「米国から見たIT社会への提言」 ロス在住:鶴亀氏
日本でも情報化社会への取り組みが始まっている。マスコミの報道でも連日ITの二文字紙面や電波で踊る。森首相を始め政財界のリーダー達も「IT立国」を呼び掛けているが、どれだけの人が実際にインターネットの持つ凄さを実感しているのか心許ない。インターネットを中核に置いた情報化社会の本当の創造力と破壊力は誰も知らない。想像するだけである。わずかながらでもその方向性と可能性の一端を理解するにはやはり自分でインターネットの便利さと同時に危うさも体験すべきである。工業化社会への一歩となった蒸気機関が英国で発明された時に、どれだけの人が今日の快適な生活や環境破壊などを予想する事が出来ただろうか?現在はバイオの世界がITと結び付き、バイオインフォマティクス(生命情報科学)がカリフォルニアなど世界の先端技術地で爆発寸前である。そこらはまた別の機会に扱うとして、今回のコラムでは電子商取引や電子政府やデジタル・スクールなど比較的身近な話題に絞りたい。と言っても個々のケースに言及するのではなく、それらを取り入れ、活用する上で共通する基本的な心構えについて話したい。
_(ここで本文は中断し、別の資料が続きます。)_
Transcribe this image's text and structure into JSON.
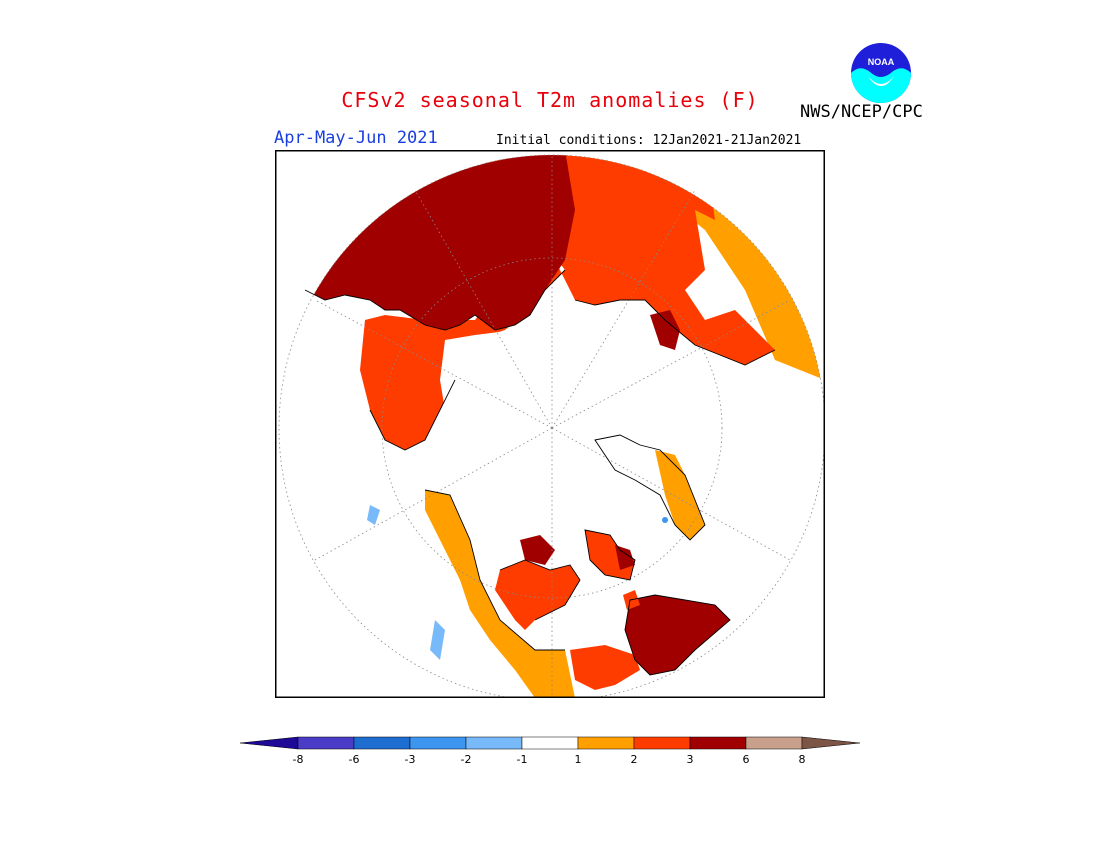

それは発想の問題である。情報化社会には情報化社会の発想が大切である。工業化社会の発想で情報化社会を進めようとすると過ちを起こす。日米を往復しながら政府や地方公共団体、更には私が接する企業経営者達の取り組みを見て、ITを語りながらもその発想は従来と変わらない事に一つの懸念を感じている。ネットベンチャーを育成すると言う事で、多額の税金を使って超立派なインキュベーション・センターが出来る。最先端と思った情報機器を高価な予算で入れる。しかし情報化社会での企業経営を教えられる人材はなく、機器はすぐに陳腐化してしまう。経営者にしてしかり。従来の経営手法の上にITを重ねようとしている。もちろん米国の経営者も同様な間違いをしている。しかし先行者としての試行錯誤や失敗の中から、少しずつ確かなものが生まれつつある。その一つがe-Leadershipと呼ばれるものである。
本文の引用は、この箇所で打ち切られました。